肝臓は、代謝、解毒、胆汁産生、血漿たんぱく質合成、凝固因子産生など、多くの働きをもつ重要な臓器です。
解説
肝臓は糖代謝に深く関わります。食後に血糖が高くなると、ブドウ糖をグリコーゲンとして貯蔵し、空腹時にはグリコーゲンを分解して血糖を維持します。
胆汁は肝臓で作られますが、貯蔵・濃縮するのは胆嚢です。脂肪の吸収は主に小腸で行われ、胆汁は脂肪の消化・吸収を助けます。

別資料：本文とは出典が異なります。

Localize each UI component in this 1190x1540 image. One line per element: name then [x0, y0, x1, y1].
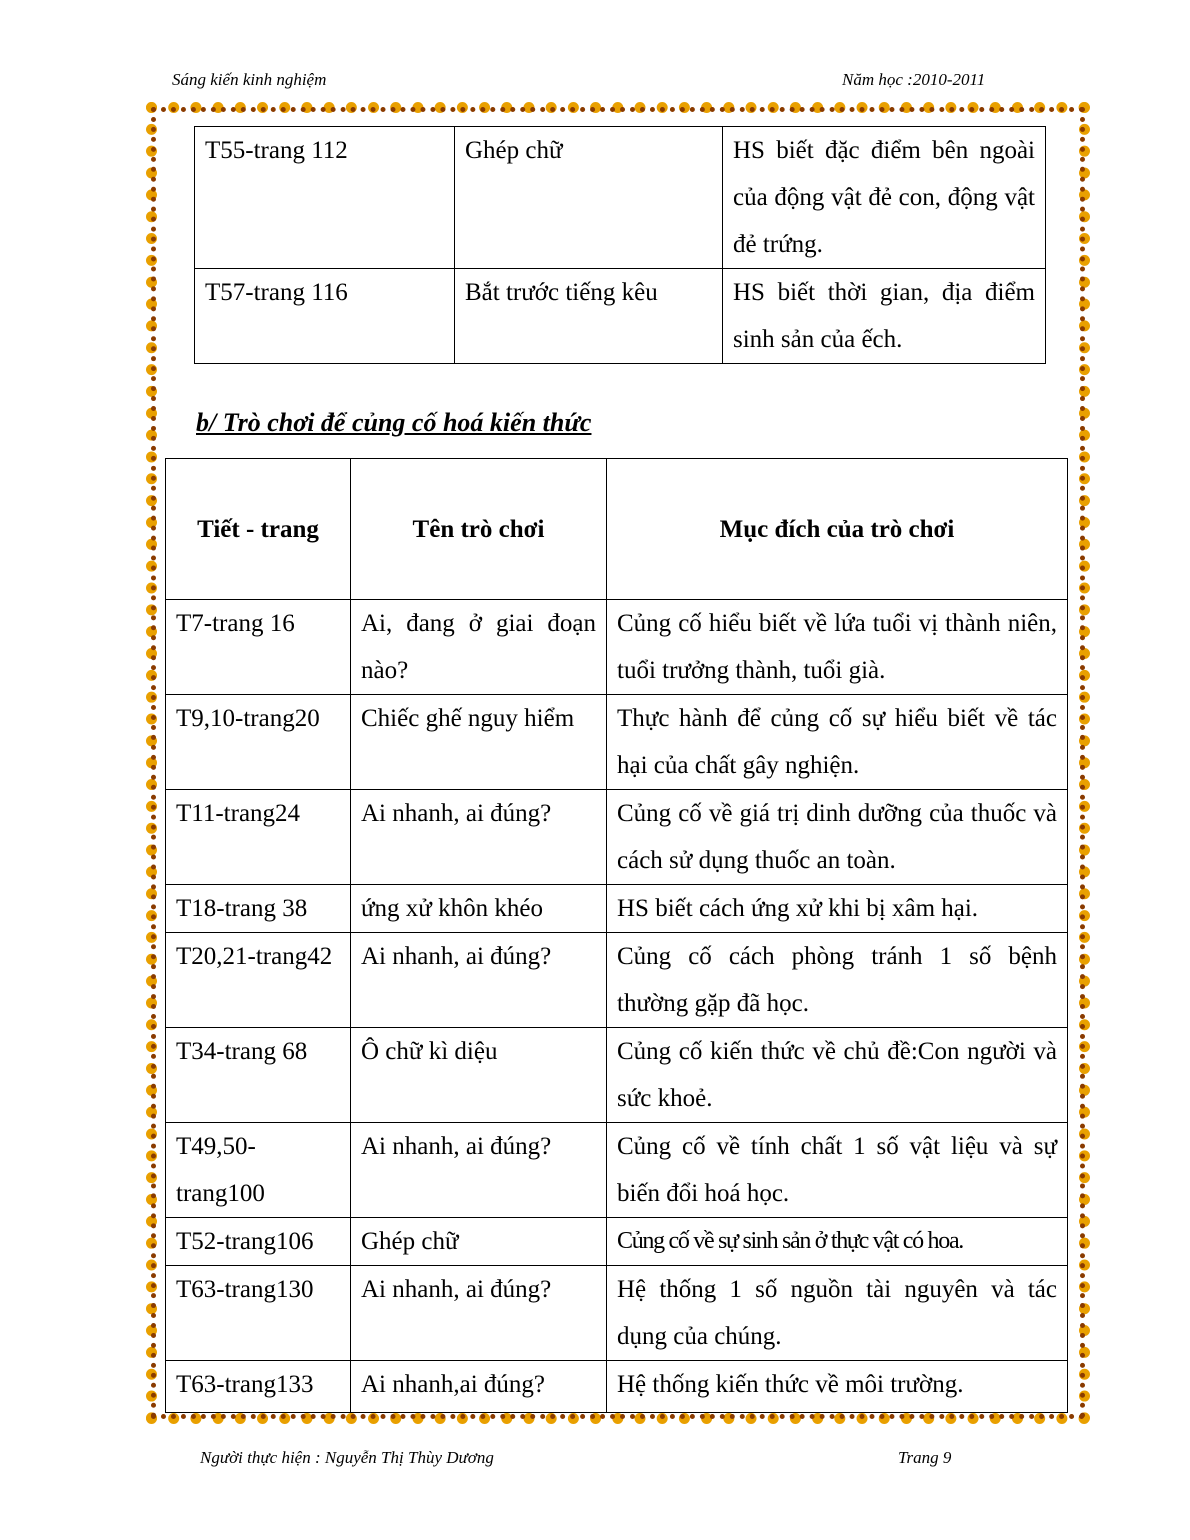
- cell-game: Ai, đang ở giai đoạn nào?: [351, 600, 607, 695]
- header-game: Tên trò chơi: [351, 459, 607, 600]
- cell-purpose: HS biết cách ứng xử khi bị xâm hại.: [607, 885, 1068, 933]
- cell-lesson: T57-trang 116: [195, 269, 455, 364]
- table-row: [166, 933, 1068, 1028]
- cell-purpose: Củng cố kiến thức về chủ đề:Con người và sức khoẻ.: [607, 1028, 1068, 1123]
- table-row: [166, 885, 1068, 933]
- cell-lesson: T11-trang24: [166, 790, 351, 885]
- cell-lesson: T7-trang 16: [166, 600, 351, 695]
- table-header-row: [166, 459, 1068, 600]
- cell-lesson: T63-trang130: [166, 1266, 351, 1361]
- header-lesson: Tiết - trang: [166, 459, 351, 600]
- table-row: [166, 695, 1068, 790]
- cell-purpose: Củng cố về giá trị dinh dưỡng của thuốc và cách sử dụng thuốc an toàn.: [607, 790, 1068, 885]
- cell-game: Ô chữ kì diệu: [351, 1028, 607, 1123]
- cell-lesson: T18-trang 38: [166, 885, 351, 933]
- cell-purpose: Củng cố về sự sinh sản ở thực vật có hoa.: [607, 1218, 1068, 1266]
- cell-game: Ghép chữ: [455, 127, 723, 269]
- cell-game: Ai nhanh,ai đúng?: [351, 1361, 607, 1413]
- footer-author: Người thực hiện : Nguyễn Thị Thùy Dương: [200, 1448, 494, 1467]
- cell-lesson: T9,10-trang20: [166, 695, 351, 790]
- cell-lesson: T52-trang106: [166, 1218, 351, 1266]
- cell-purpose: Củng cố hiểu biết về lứa tuổi vị thành niên, tuổi trưởng thành, tuổi già.: [607, 600, 1068, 695]
- table-row: [166, 600, 1068, 695]
- table-games-continued: [194, 126, 1046, 364]
- table-row: [195, 269, 1046, 364]
- cell-lesson: T55-trang 112: [195, 127, 455, 269]
- cell-purpose: HS biết thời gian, địa điểm sinh sản của ếch.: [723, 269, 1046, 364]
- cell-game: Bắt trước tiếng kêu: [455, 269, 723, 364]
- cell-game: ứng xử khôn khéo: [351, 885, 607, 933]
- cell-lesson: T49,50-trang100: [166, 1123, 351, 1218]
- cell-lesson: T20,21-trang42: [166, 933, 351, 1028]
- table-row: [166, 1266, 1068, 1361]
- header-school-year: Năm học :2010-2011: [842, 70, 986, 89]
- header-title: Sáng kiến kinh nghiệm: [172, 70, 327, 89]
- header-purpose: Mục đích của trò chơi: [607, 459, 1068, 600]
- table-row: [166, 1361, 1068, 1413]
- cell-purpose: Hệ thống kiến thức về môi trường.: [607, 1361, 1068, 1413]
- table-row: [166, 1218, 1068, 1266]
- cell-game: Ai nhanh, ai đúng?: [351, 1266, 607, 1361]
- table-review-games: [165, 458, 1068, 1413]
- cell-lesson: T63-trang133: [166, 1361, 351, 1413]
- cell-purpose: Củng cố về tính chất 1 số vật liệu và sự biến đổi hoá học.: [607, 1123, 1068, 1218]
- footer-page-number: Trang 9: [898, 1448, 952, 1467]
- table-row: [166, 790, 1068, 885]
- cell-purpose: HS biết đặc điểm bên ngoài của động vật đẻ con, động vật đẻ trứng.: [723, 127, 1046, 269]
- cell-purpose: Hệ thống 1 số nguồn tài nguyên và tác dụng của chúng.: [607, 1266, 1068, 1361]
- cell-game: Ai nhanh, ai đúng?: [351, 1123, 607, 1218]
- table-row: [195, 127, 1046, 269]
- cell-game: Ghép chữ: [351, 1218, 607, 1266]
- table-row: [166, 1028, 1068, 1123]
- table-row: [166, 1123, 1068, 1218]
- cell-game: Chiếc ghế nguy hiểm: [351, 695, 607, 790]
- cell-purpose: Củng cố cách phòng tránh 1 số bệnh thường gặp đã học.: [607, 933, 1068, 1028]
- cell-game: Ai nhanh, ai đúng?: [351, 933, 607, 1028]
- cell-lesson: T34-trang 68: [166, 1028, 351, 1123]
- cell-game: Ai nhanh, ai đúng?: [351, 790, 607, 885]
- section-title: b/ Trò chơi để củng cố hoá kiến thức: [196, 408, 592, 437]
- cell-purpose: Thực hành để củng cố sự hiểu biết về tác hại của chất gây nghiện.: [607, 695, 1068, 790]
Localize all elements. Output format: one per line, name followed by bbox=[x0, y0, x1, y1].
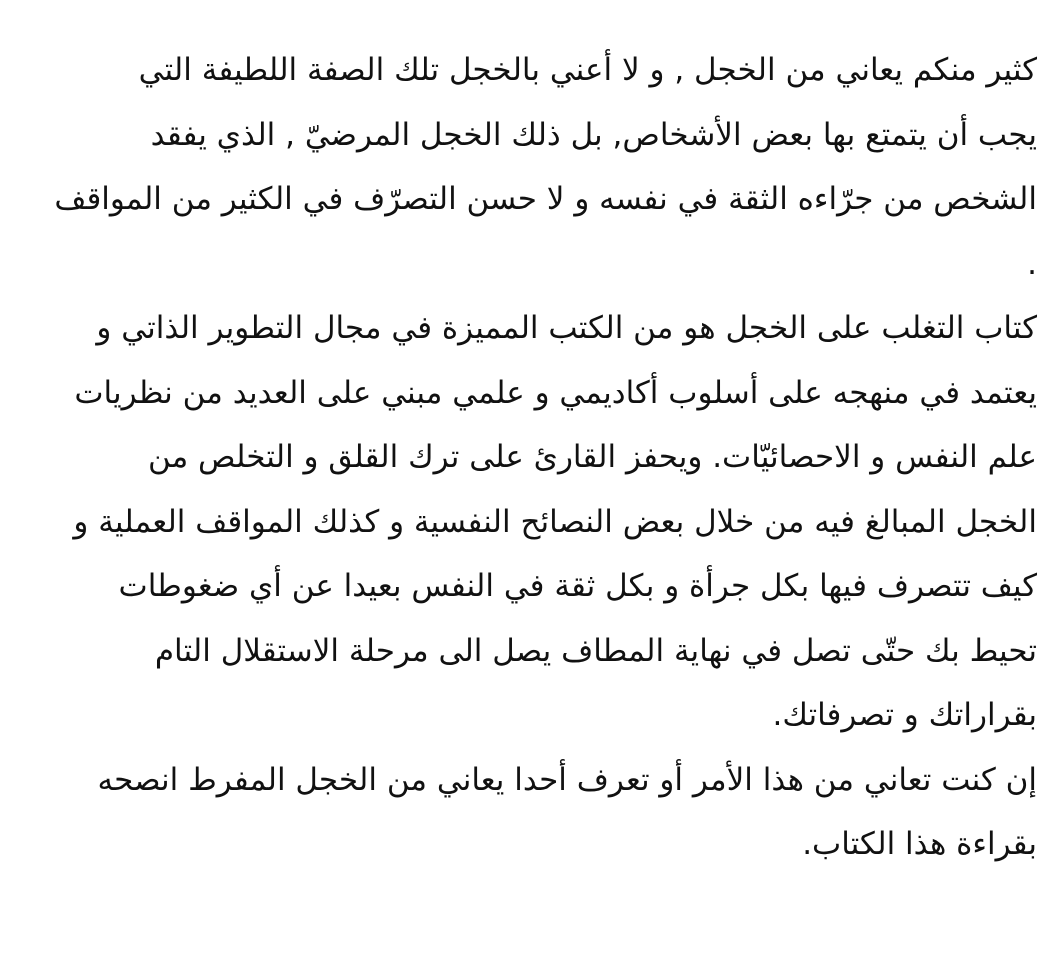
text-line-4: . bbox=[1027, 245, 1037, 282]
text-line-10: تحيط بك حتّى تصل في نهاية المطاف يصل الى مرحلة الاستقلال التام bbox=[154, 632, 1037, 669]
text-line-12: إن كنت تعاني من هذا الأمر أو تعرف أحدا يعاني من الخجل المفرط انصحه bbox=[97, 761, 1037, 798]
article-text bbox=[20, 38, 1037, 877]
text-line-8: الخجل المبالغ فيه من خلال بعض النصائح النفسية و كذلك المواقف العملية و bbox=[73, 503, 1037, 540]
text-line-6: يعتمد في منهجه على أسلوب أكاديمي و علمي مبني على العديد من نظريات bbox=[74, 374, 1037, 411]
text-line-11: بقراراتك و تصرفاتك. bbox=[772, 697, 1037, 733]
text-line-5: كتاب التغلب على الخجل هو من الكتب المميزة في مجال التطوير الذاتي و bbox=[96, 310, 1037, 346]
text-line-3: الشخص من جرّاءه الثقة في نفسه و لا حسن التصرّف في الكثير من المواقف bbox=[54, 181, 1037, 217]
text-line-7: علم النفس و الاحصائيّات. ويحفز القارئ على ترك القلق و التخلص من bbox=[147, 439, 1037, 475]
text-line-13: بقراءة هذا الكتاب. bbox=[802, 826, 1037, 862]
text-line-2: يجب أن يتمتع بها بعض الأشخاص, بل ذلك الخجل المرضيّ , الذي يفقد bbox=[150, 116, 1037, 153]
text-line-9: كيف تتصرف فيها بكل جرأة و بكل ثقة في النفس بعيدا عن أي ضغوطات bbox=[118, 568, 1037, 604]
text-line-1: كثير منكم يعاني من الخجل , و لا أعني بالخجل تلك الصفة اللطيفة التي bbox=[138, 52, 1037, 88]
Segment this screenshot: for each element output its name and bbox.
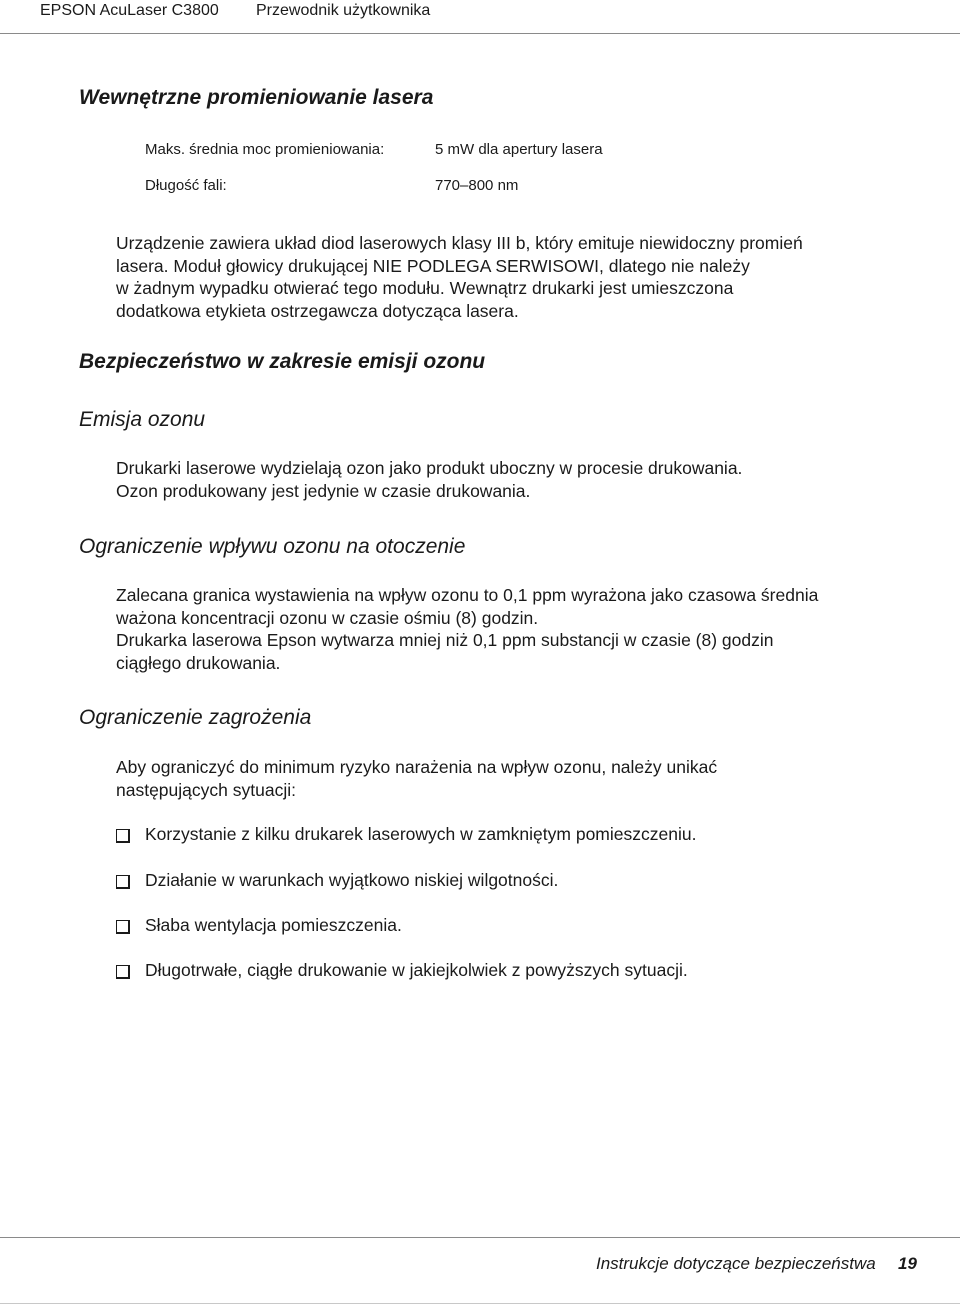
laser-paragraph-line: w żadnym wypadku otwierać tego modułu. Wewnątrz drukarki jest umieszczona	[116, 278, 734, 298]
laser-paragraph-line: Urządzenie zawiera układ diod laserowych klasy III b, który emituje niewidoczny promień	[116, 233, 803, 253]
spec-label-power: Maks. średnia moc promieniowania:	[145, 141, 385, 158]
limit-line: ważona koncentracji ozonu w czasie ośmiu (8) godzin.	[116, 607, 539, 628]
ozone-section-heading: Bezpieczeństwo w zakresie emisji ozonu	[79, 350, 486, 373]
risk-heading: Ograniczenie zagrożenia	[79, 706, 312, 729]
page-bottom-edge	[0, 1303, 960, 1304]
laser-section-heading: Wewnętrzne promieniowanie lasera	[79, 86, 434, 109]
spec-value-wavelength: 770–800 nm	[435, 177, 519, 194]
risk-line: Aby ograniczyć do minimum ryzyko narażenia na wpływ ozonu, należy unikać	[116, 757, 718, 777]
checkbox-bullet-icon	[116, 829, 130, 843]
laser-paragraph-line: dodatkowa etykieta ostrzegawcza dotycząca lasera.	[116, 300, 519, 321]
list-item	[116, 959, 688, 981]
spec-label-wavelength: Długość fali:	[145, 177, 227, 194]
list-item	[116, 869, 558, 891]
limit-line: ciągłego drukowania.	[116, 652, 281, 673]
list-item-text: Korzystanie z kilku drukarek laserowych w zamkniętym pomieszczeniu.	[145, 824, 697, 844]
list-item-text: Słaba wentylacja pomieszczenia.	[145, 915, 402, 935]
list-item-text: Długotrwałe, ciągłe drukowanie w jakiejkolwiek z powyższych sytuacji.	[145, 960, 688, 980]
checkbox-bullet-icon	[116, 965, 130, 979]
limit-line: Drukarka laserowa Epson wytwarza mniej niż 0,1 ppm substancji w czasie (8) godzin	[116, 630, 774, 650]
footer-divider	[0, 1237, 960, 1238]
list-item	[116, 823, 696, 845]
header-guide-title: Przewodnik użytkownika	[256, 2, 431, 19]
limit-paragraph	[116, 584, 906, 674]
laser-paragraph	[116, 232, 886, 322]
laser-paragraph-line: lasera. Moduł głowicy drukującej NIE PODLEGA SERWISOWI, dlatego nie należy	[116, 255, 750, 276]
risk-paragraph	[116, 756, 906, 801]
page-number: 19	[898, 1254, 917, 1273]
footer-section-title: Instrukcje dotyczące bezpieczeństwa	[596, 1254, 876, 1273]
checkbox-bullet-icon	[116, 920, 130, 934]
page-header	[0, 0, 960, 34]
checkbox-bullet-icon	[116, 875, 130, 889]
emission-heading: Emisja ozonu	[79, 408, 206, 431]
risk-line: następujących sytuacji:	[116, 779, 296, 800]
limit-line: Zalecana granica wystawienia na wpływ ozonu to 0,1 ppm wyrażona jako czasowa średnia	[116, 585, 819, 605]
spec-value-power: 5 mW dla apertury lasera	[435, 141, 603, 158]
emission-line: Drukarki laserowe wydzielają ozon jako produkt uboczny w procesie drukowania.	[116, 458, 743, 478]
emission-line: Ozon produkowany jest jedynie w czasie drukowania.	[116, 480, 531, 501]
limit-heading: Ograniczenie wpływu ozonu na otoczenie	[79, 535, 466, 558]
emission-paragraph	[116, 457, 906, 502]
list-item-text: Działanie w warunkach wyjątkowo niskiej wilgotności.	[145, 870, 559, 890]
header-product-name: EPSON AcuLaser C3800	[40, 2, 219, 19]
list-item	[116, 914, 402, 936]
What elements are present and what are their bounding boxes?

血漿たんぱく質であるアルブミンなどは、主に肝臓で合成されます。血漿たんぱく質を分解することが肝臓の代表機能ではありません。
准看護師としての観察ポイント
肝機能障害では、黄疸、皮膚掻痒感、尿の濃染、灰白色便、倦怠感、出血傾向、浮腫、腹水、意識状態の変化を観察します。
選択肢の確認
1.胆汁の貯蔵
誤り。
胆汁は肝臓で産生されますが、貯蔵・濃縮するのは胆嚢です。肝臓の機能としては胆汁産生を覚えます。
2.脂肪の吸収
誤り。
脂肪の吸収は主に小腸で行われます。肝臓がつくる胆汁は脂肪の消化・吸収を助けますが、吸収そのものを行う場所ではありません。
3.糖代謝
正しい。
肝臓は、グリコーゲンの合成・分解などを通して血糖を調整します。糖代謝は肝臓の重要な機能です。
4.血漿たんぱく質の分解
誤り。
肝臓はアルブミンなどの血漿たんぱく質を合成します。血漿たんぱく質の分解が代表的機能ではありません。
覚えるポイント
- 肝臓は糖代謝に関係する。
- 肝臓は胆汁を産生するが、胆汁を貯蔵するのは胆嚢である。
- 脂肪の吸収は主に小腸で行われる。
- 肝臓はアルブミンなど血漿たんぱく質を合成する。
- 肝機能障害では、黄疸、出血傾向、浮腫、意識障害に注意する。